The logistic challenges of manufacturing and delivering a vaccine remain daunting. This vaccine, in particular, requires storage at −70°C, a factor that may limit its deployment in some areas. Nevertheless, the remarkable level of safety and efficacy the vaccine has demonstrated thus far make this a problem that we should welcome solving. What appears to be a dramatic success for vaccination holds the promise of saving uncounted lives and giving us a pathway out of what has been a global disaster.

In the context of the COVID 19 pandemic I will close with the usual summary.
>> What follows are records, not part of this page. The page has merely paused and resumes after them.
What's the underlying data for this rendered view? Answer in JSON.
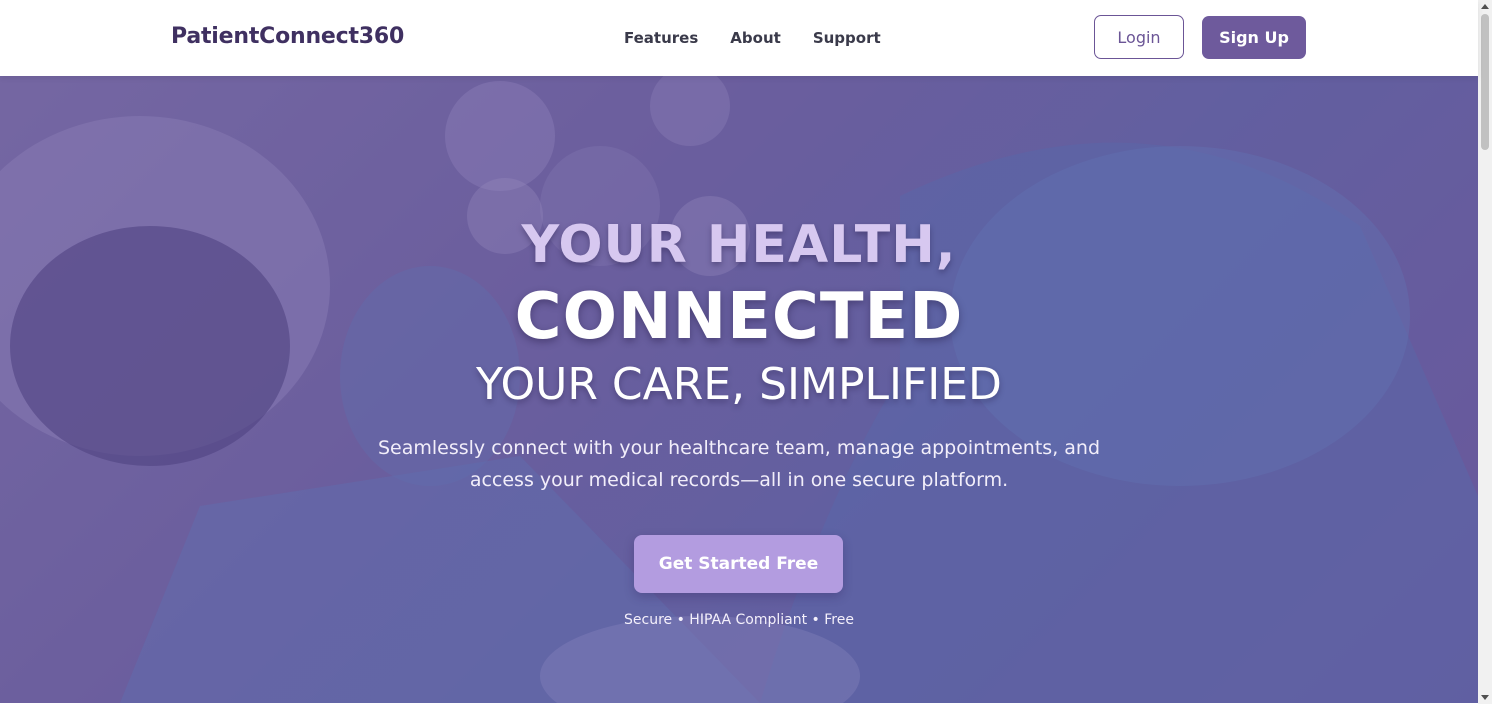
{
  "nav": {
    "logo": "PatientConnect360",
    "links": [
      "Features",
      "About",
      "Support"
    ],
    "login_label": "Login",
    "signup_label": "Sign Up"
  },
  "hero": {
    "line1": "YOUR HEALTH,",
    "line2": "CONNECTED",
    "line3": "YOUR CARE, SIMPLIFIED",
    "description": "Seamlessly connect with your healthcare team, manage appointments, and access your medical records—all in one secure platform.",
    "cta_label": "Get Started Free",
    "trust_text": "Secure • HIPAA Compliant • Free"
  },
  "colors": {
    "brand_purple": "#6e5a9c",
    "logo_color": "#3f3061",
    "cta_lavender": "#b39ce0",
    "headline_lavender": "#d7c8f0"
  },
  "icons": [
    "scroll-up-arrow-icon",
    "scroll-down-arrow-icon"
  ]
}
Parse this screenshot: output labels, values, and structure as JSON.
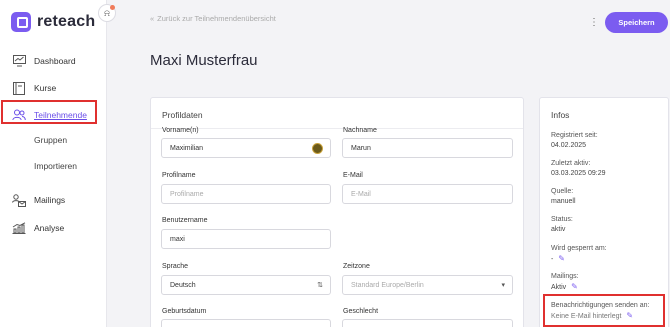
{
  "app": {
    "name": "reteach"
  },
  "sidebar": {
    "items": [
      {
        "label": "Dashboard",
        "icon": "dashboard-icon"
      },
      {
        "label": "Kurse",
        "icon": "book-icon"
      },
      {
        "label": "Teilnehmende",
        "icon": "users-icon",
        "active": true
      },
      {
        "label": "Gruppen"
      },
      {
        "label": "Importieren"
      },
      {
        "label": "Mailings",
        "icon": "mailings-icon"
      },
      {
        "label": "Analyse",
        "icon": "analytics-icon"
      }
    ]
  },
  "topbar": {
    "back_label": "Zurück zur Teilnehmendenübersicht",
    "save_label": "Speichern",
    "more_label": "⋮"
  },
  "page": {
    "title": "Maxi Musterfrau"
  },
  "profile": {
    "section_title": "Profildaten",
    "fields": {
      "firstname": {
        "label": "Vorname(n)",
        "value": "Maximilian"
      },
      "lastname": {
        "label": "Nachname",
        "value": "Marun"
      },
      "profilename": {
        "label": "Profilname",
        "placeholder": "Profilname"
      },
      "email": {
        "label": "E-Mail",
        "placeholder": "E-Mail"
      },
      "username": {
        "label": "Benutzername",
        "value": "maxi"
      },
      "language": {
        "label": "Sprache",
        "value": "Deutsch"
      },
      "timezone": {
        "label": "Zeitzone",
        "placeholder": "Standard Europe/Berlin"
      },
      "birthdate": {
        "label": "Geburtsdatum"
      },
      "gender": {
        "label": "Geschlecht"
      }
    }
  },
  "info": {
    "title": "Infos",
    "registered": {
      "label": "Registriert seit:",
      "value": "04.02.2025"
    },
    "last_active": {
      "label": "Zuletzt aktiv:",
      "value": "03.03.2025 09:29"
    },
    "source": {
      "label": "Quelle:",
      "value": "manuell"
    },
    "status": {
      "label": "Status:",
      "value": "aktiv"
    },
    "locked": {
      "label": "Wird gesperrt am:",
      "value": "-"
    },
    "mailings": {
      "label": "Mailings:",
      "value": "Aktiv"
    },
    "notifications": {
      "label": "Benachrichtigungen senden an:",
      "value": "Keine E-Mail hinterlegt"
    }
  },
  "colors": {
    "accent": "#7b5cf0",
    "highlight": "#e0302f"
  }
}
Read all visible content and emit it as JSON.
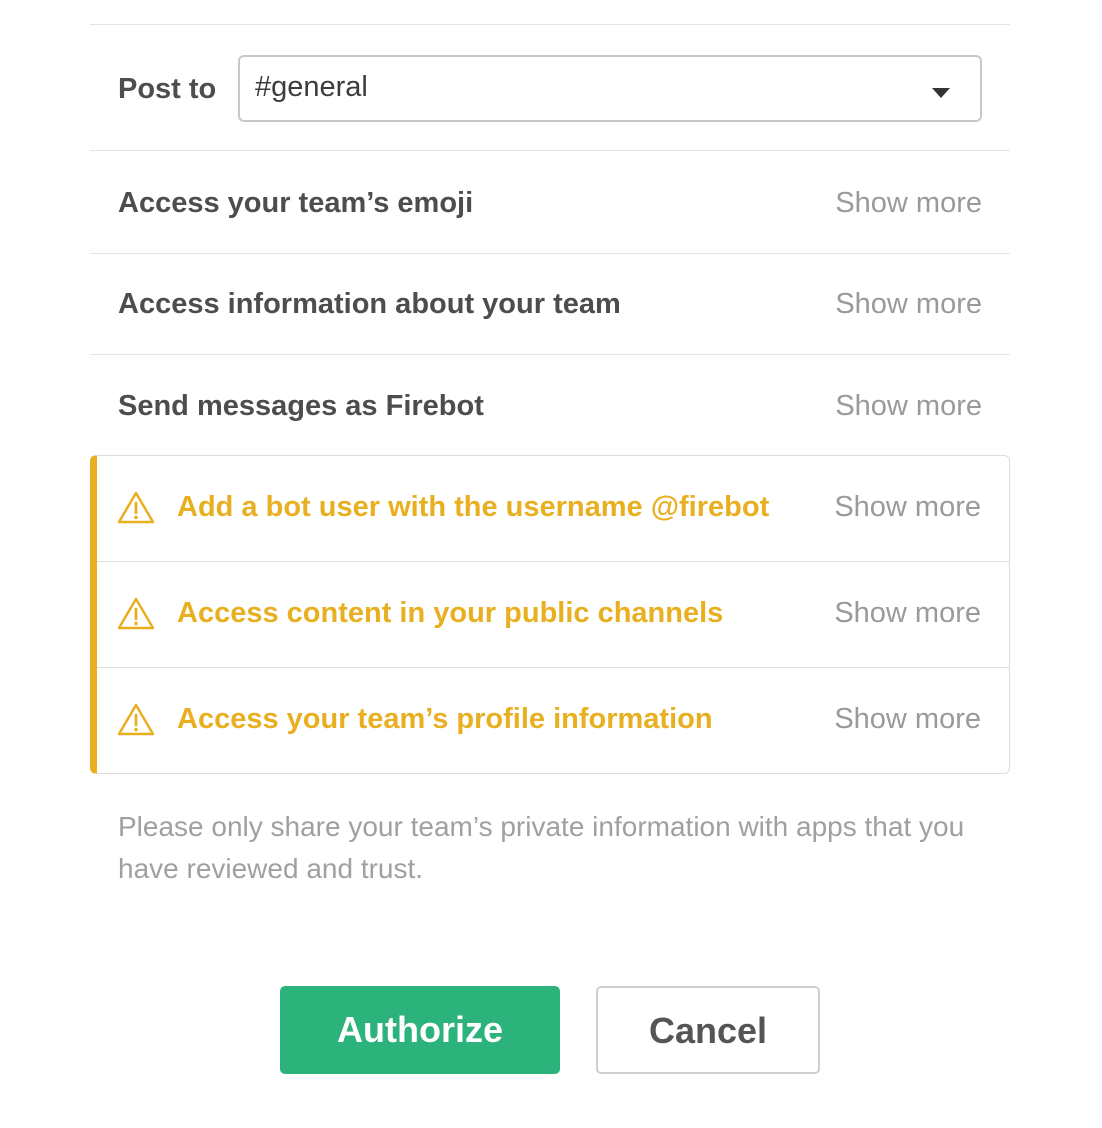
{
  "post_to": {
    "label": "Post to",
    "selected_channel": "#general",
    "dropdown_icon": "caret-down-icon"
  },
  "permissions": [
    {
      "label": "Access your team’s emoji",
      "action": "Show more"
    },
    {
      "label": "Access information about your team",
      "action": "Show more"
    },
    {
      "label": "Send messages as Firebot",
      "action": "Show more"
    }
  ],
  "warnings": [
    {
      "label": "Add a bot user with the username @firebot",
      "action": "Show more",
      "icon": "warning-icon"
    },
    {
      "label": "Access content in your public channels",
      "action": "Show more",
      "icon": "warning-icon"
    },
    {
      "label": "Access your team’s profile information",
      "action": "Show more",
      "icon": "warning-icon"
    }
  ],
  "disclaimer": "Please only share your team’s private information with apps that you have reviewed and trust.",
  "buttons": {
    "authorize": "Authorize",
    "cancel": "Cancel"
  },
  "colors": {
    "warning": "#e8b021",
    "primary": "#2bb37b",
    "muted_text": "#9a9a9a",
    "body_text": "#4d4d4d"
  }
}
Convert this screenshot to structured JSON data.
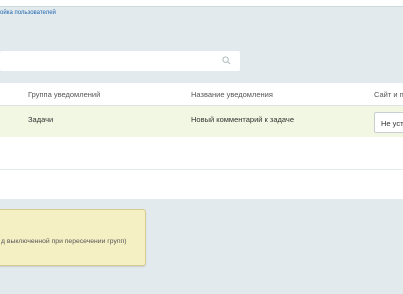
{
  "breadcrumb": {
    "text": "ойка пользователей"
  },
  "search": {
    "value": "",
    "placeholder": "",
    "icon": "search-icon"
  },
  "table": {
    "columns": [
      "Группа уведомлений",
      "Название уведомления",
      "Сайт и п"
    ],
    "rows": [
      {
        "group": "Задачи",
        "name": "Новый комментарий к задаче",
        "site": "Не уст"
      }
    ]
  },
  "note": {
    "text": "д выключенной при пересечении групп)"
  },
  "colors": {
    "background": "#e3eaed",
    "row_highlight": "#f1f7e2",
    "note_background": "#f5f0c4",
    "link": "#2067b0"
  }
}
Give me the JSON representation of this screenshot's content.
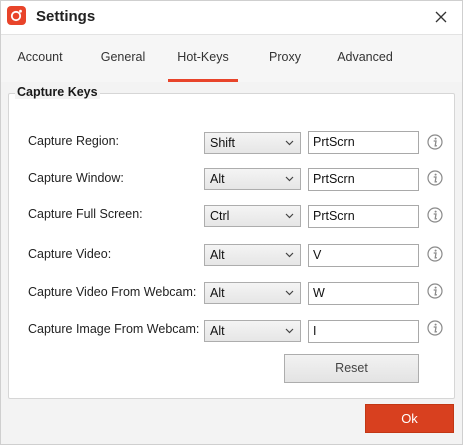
{
  "window": {
    "title": "Settings"
  },
  "tabs": [
    {
      "label": "Account",
      "active": false
    },
    {
      "label": "General",
      "active": false
    },
    {
      "label": "Hot-Keys",
      "active": true
    },
    {
      "label": "Proxy",
      "active": false
    },
    {
      "label": "Advanced",
      "active": false
    }
  ],
  "capture_keys": {
    "title": "Capture Keys",
    "rows": [
      {
        "label": "Capture Region:",
        "modifier": "Shift",
        "key": "PrtScrn"
      },
      {
        "label": "Capture Window:",
        "modifier": "Alt",
        "key": "PrtScrn"
      },
      {
        "label": "Capture Full Screen:",
        "modifier": "Ctrl",
        "key": "PrtScrn"
      },
      {
        "label": "Capture Video:",
        "modifier": "Alt",
        "key": "V"
      },
      {
        "label": "Capture Video From Webcam:",
        "modifier": "Alt",
        "key": "W"
      },
      {
        "label": "Capture Image From Webcam:",
        "modifier": "Alt",
        "key": "I"
      }
    ],
    "reset_label": "Reset"
  },
  "footer": {
    "ok_label": "Ok"
  },
  "colors": {
    "accent": "#e8442a",
    "ok_button": "#d8401f"
  },
  "icons": {
    "app": "camera-icon",
    "close": "close-icon",
    "dropdown": "chevron-down-icon",
    "info": "info-icon"
  }
}
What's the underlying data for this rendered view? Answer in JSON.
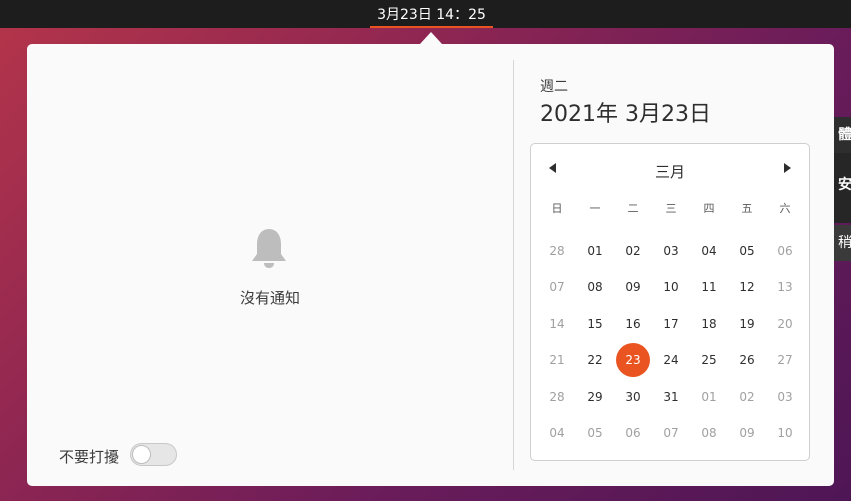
{
  "topbar": {
    "clock": "3月23日  14：25"
  },
  "side_window": {
    "line1": "體更",
    "line2": "安裝",
    "line3": "稍"
  },
  "notifications": {
    "empty_text": "沒有通知"
  },
  "dnd": {
    "label": "不要打擾",
    "enabled": false
  },
  "date_header": {
    "weekday": "週二",
    "date": "2021年 3月23日"
  },
  "calendar": {
    "month": "三月",
    "weekdays": [
      "日",
      "一",
      "二",
      "三",
      "四",
      "五",
      "六"
    ],
    "weeks": [
      [
        "28",
        "01",
        "02",
        "03",
        "04",
        "05",
        "06"
      ],
      [
        "07",
        "08",
        "09",
        "10",
        "11",
        "12",
        "13"
      ],
      [
        "14",
        "15",
        "16",
        "17",
        "18",
        "19",
        "20"
      ],
      [
        "21",
        "22",
        "23",
        "24",
        "25",
        "26",
        "27"
      ],
      [
        "28",
        "29",
        "30",
        "31",
        "01",
        "02",
        "03"
      ],
      [
        "04",
        "05",
        "06",
        "07",
        "08",
        "09",
        "10"
      ]
    ],
    "dim": [
      [
        true,
        false,
        false,
        false,
        false,
        false,
        true
      ],
      [
        true,
        false,
        false,
        false,
        false,
        false,
        true
      ],
      [
        true,
        false,
        false,
        false,
        false,
        false,
        true
      ],
      [
        true,
        false,
        false,
        false,
        false,
        false,
        true
      ],
      [
        true,
        false,
        false,
        false,
        true,
        true,
        true
      ],
      [
        true,
        true,
        true,
        true,
        true,
        true,
        true
      ]
    ],
    "today": [
      3,
      2
    ]
  },
  "colors": {
    "accent": "#e95420",
    "topbar": "#1d1d1d",
    "popup": "#fafafa"
  }
}
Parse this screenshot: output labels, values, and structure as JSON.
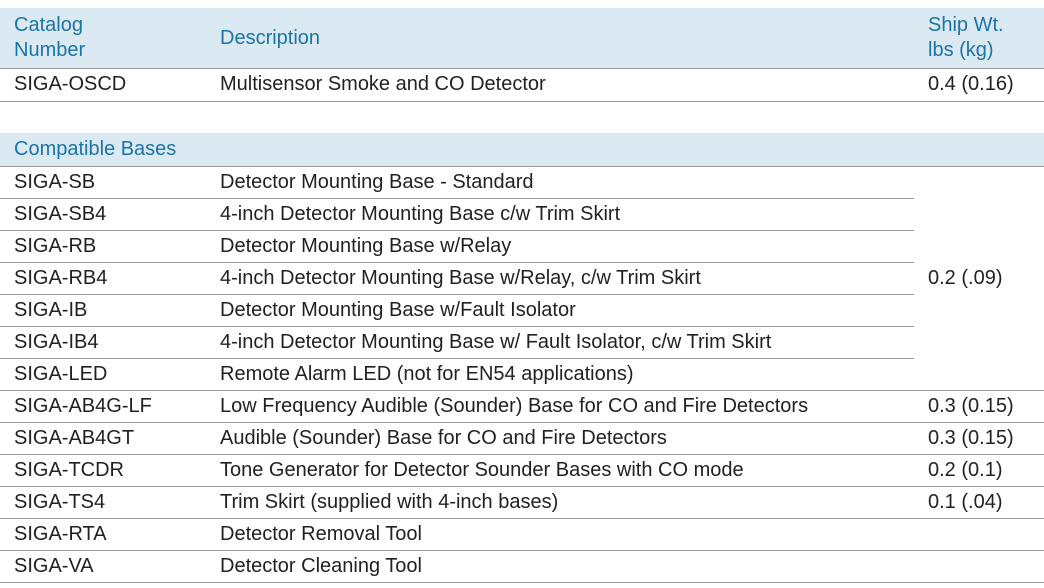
{
  "catalog_table": {
    "headers": [
      "Catalog\nNumber",
      "Description",
      "Ship Wt.\nlbs (kg)"
    ],
    "header_lines": {
      "catalog": [
        "Catalog",
        "Number"
      ],
      "description": "Description",
      "ship_wt": [
        "Ship Wt.",
        "lbs (kg)"
      ]
    },
    "rows": [
      {
        "catalog": "SIGA-OSCD",
        "description": "Multisensor Smoke and CO Detector",
        "weight": "0.4 (0.16)"
      }
    ]
  },
  "bases_table": {
    "section_title": "Compatible Bases",
    "merged_weight": "0.2 (.09)",
    "rows": [
      {
        "catalog": "SIGA-SB",
        "description": "Detector Mounting Base - Standard",
        "weight": ""
      },
      {
        "catalog": "SIGA-SB4",
        "description": "4-inch Detector Mounting Base c/w Trim Skirt",
        "weight": ""
      },
      {
        "catalog": "SIGA-RB",
        "description": "Detector Mounting Base w/Relay",
        "weight": ""
      },
      {
        "catalog": "SIGA-RB4",
        "description": "4-inch Detector Mounting Base w/Relay, c/w Trim Skirt",
        "weight": ""
      },
      {
        "catalog": "SIGA-IB",
        "description": "Detector Mounting Base w/Fault Isolator",
        "weight": ""
      },
      {
        "catalog": "SIGA-IB4",
        "description": "4-inch Detector Mounting Base w/ Fault Isolator, c/w Trim Skirt",
        "weight": ""
      },
      {
        "catalog": "SIGA-LED",
        "description": "Remote Alarm LED (not for EN54 applications)",
        "weight": ""
      },
      {
        "catalog": "SIGA-AB4G-LF",
        "description": "Low Frequency Audible (Sounder) Base for CO and Fire Detectors",
        "weight": "0.3 (0.15)"
      },
      {
        "catalog": "SIGA-AB4GT",
        "description": "Audible (Sounder) Base for CO and Fire Detectors",
        "weight": "0.3 (0.15)"
      },
      {
        "catalog": "SIGA-TCDR",
        "description": "Tone Generator for Detector Sounder Bases with CO mode",
        "weight": "0.2 (0.1)"
      },
      {
        "catalog": "SIGA-TS4",
        "description": "Trim Skirt (supplied with 4-inch bases)",
        "weight": "0.1 (.04)"
      },
      {
        "catalog": "SIGA-RTA",
        "description": "Detector Removal Tool",
        "weight": ""
      },
      {
        "catalog": "SIGA-VA",
        "description": "Detector Cleaning Tool",
        "weight": ""
      }
    ]
  },
  "colors": {
    "header_bg": "#dbe9f3",
    "header_text": "#1a74a8",
    "body_text": "#231f20",
    "rule": "#9a9a9a"
  }
}
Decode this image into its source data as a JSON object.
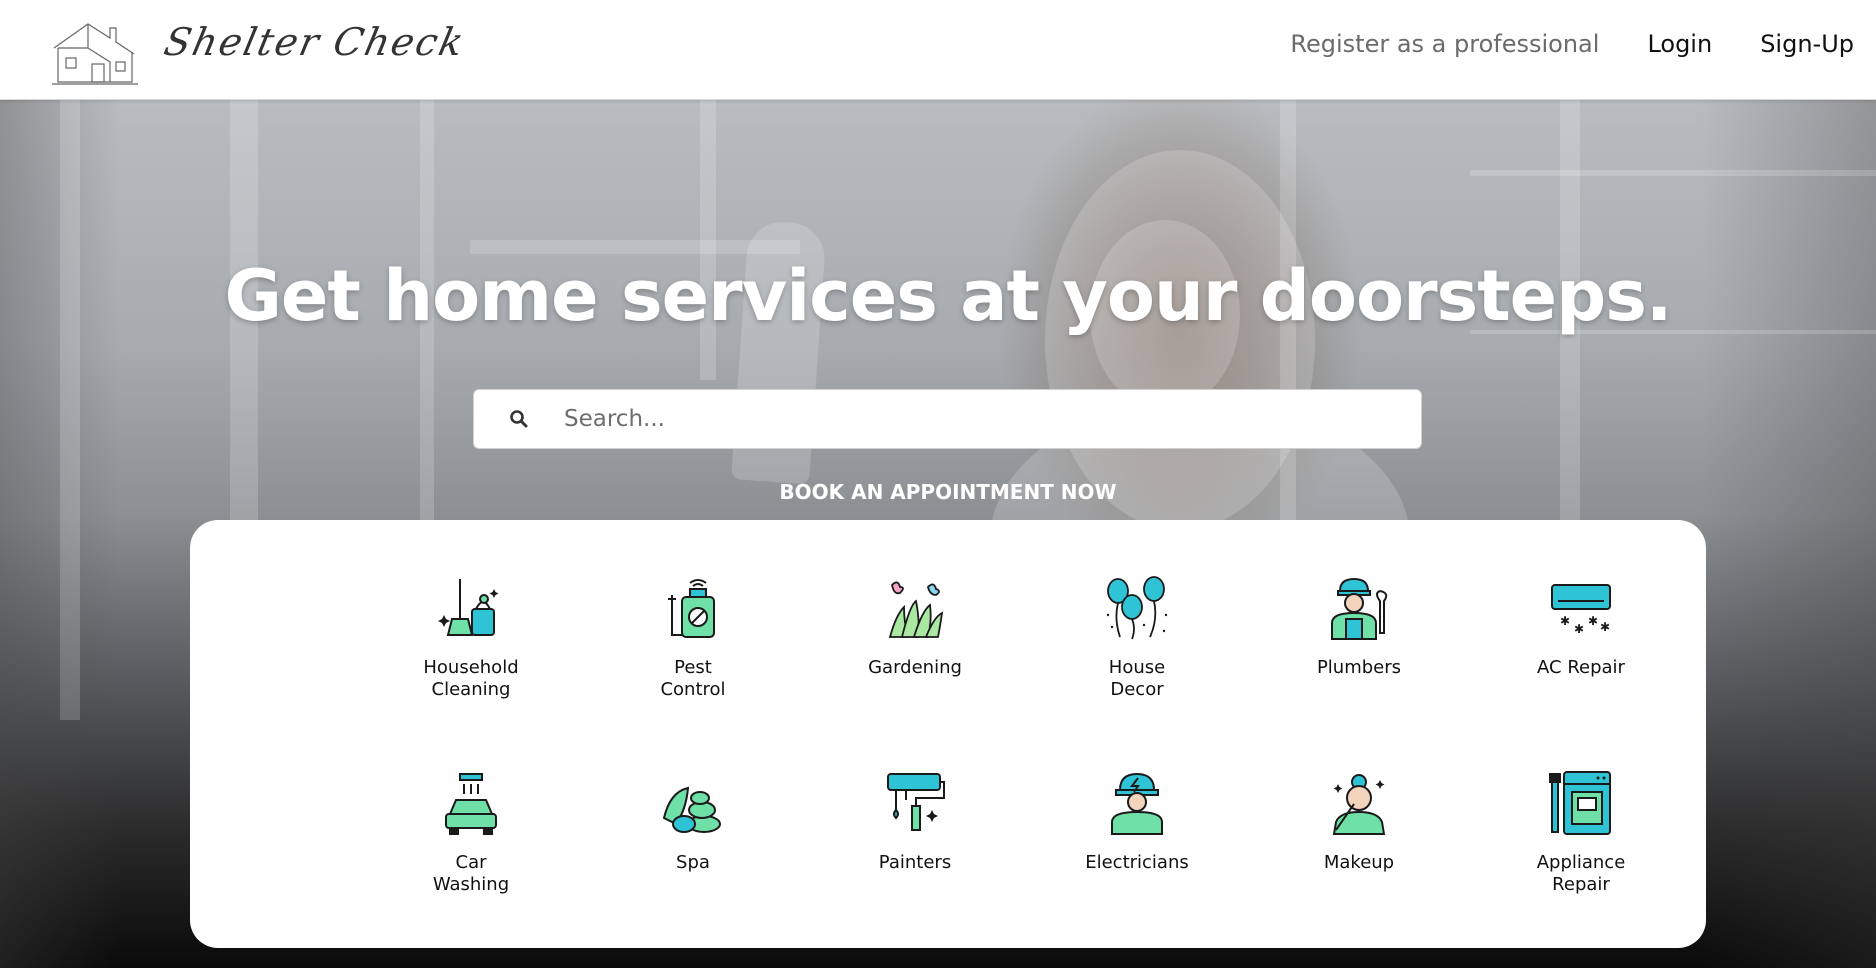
{
  "header": {
    "brand": "Shelter Check",
    "logo_icon": "house-sketch-icon",
    "nav": {
      "register": "Register as a professional",
      "login": "Login",
      "signup": "Sign-Up"
    }
  },
  "hero": {
    "title": "Get home services at your doorsteps.",
    "search": {
      "placeholder": "Search...",
      "icon": "search-icon"
    },
    "cta": "BOOK AN APPOINTMENT NOW"
  },
  "services": [
    {
      "label": "Household\nCleaning",
      "icon": "cleaning-icon"
    },
    {
      "label": "Pest\nControl",
      "icon": "pest-control-icon"
    },
    {
      "label": "Gardening",
      "icon": "gardening-icon"
    },
    {
      "label": "House\nDecor",
      "icon": "balloons-icon"
    },
    {
      "label": "Plumbers",
      "icon": "plumber-icon"
    },
    {
      "label": "AC Repair",
      "icon": "air-conditioner-icon"
    },
    {
      "label": "Car\nWashing",
      "icon": "car-wash-icon"
    },
    {
      "label": "Spa",
      "icon": "spa-stones-icon"
    },
    {
      "label": "Painters",
      "icon": "paint-roller-icon"
    },
    {
      "label": "Electricians",
      "icon": "electrician-icon"
    },
    {
      "label": "Makeup",
      "icon": "makeup-icon"
    },
    {
      "label": "Appliance\nRepair",
      "icon": "appliance-icon"
    }
  ],
  "colors": {
    "icon_teal": "#2ec4d6",
    "icon_green": "#6fe0a8",
    "outline": "#1a1a1a"
  }
}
  1. Avoid alcohol consumption (alcohol wreaks havoc with your immunity)
  2. Get plenty of sleep (without adequate sleep your immune system does not work well )
  3. Follow good sleep habits
  4. Exercise, especially out of doors in a green space, supports the immune system
  5. Get some sunshine and make sure you have adequate Vitamin D levels.
  6. Eat an anti-inflammatory diet rich in micronutrients.
  7. Practice stress reduction like meditation and yoga which improves the immune system
  8. Eliminate sugar-added foods and beverages from your diet. These increase inflammation, cause metabolic dysfunction, and suppress immunity.
  9. Eliminate refined-inflammatory “vegetable oils” from your diet, instead eat healthy fat.
  10. Clean up your home environment and minimize your family’s exposure to environmental toxins by following recommendations at EWG.org with regards to household products, personal care products, and organic foods. (https://www.ewg.org/)

THIS WEBSITE PROVIDES INFORMATION FOR EDUCATIONAL PURPOSES ONLY. CONSULT YOUR HEALTH CARE PROVIDER FOR MEDICAL ADVICE.

Eat clean, drink filtered water, love, laugh, exercise outdoors in a greenspace, get some morning sunlight, block the blue light before bed, engage in meaningful work, find a sense of purpose, spend time with those you love, AND sleep well tonight.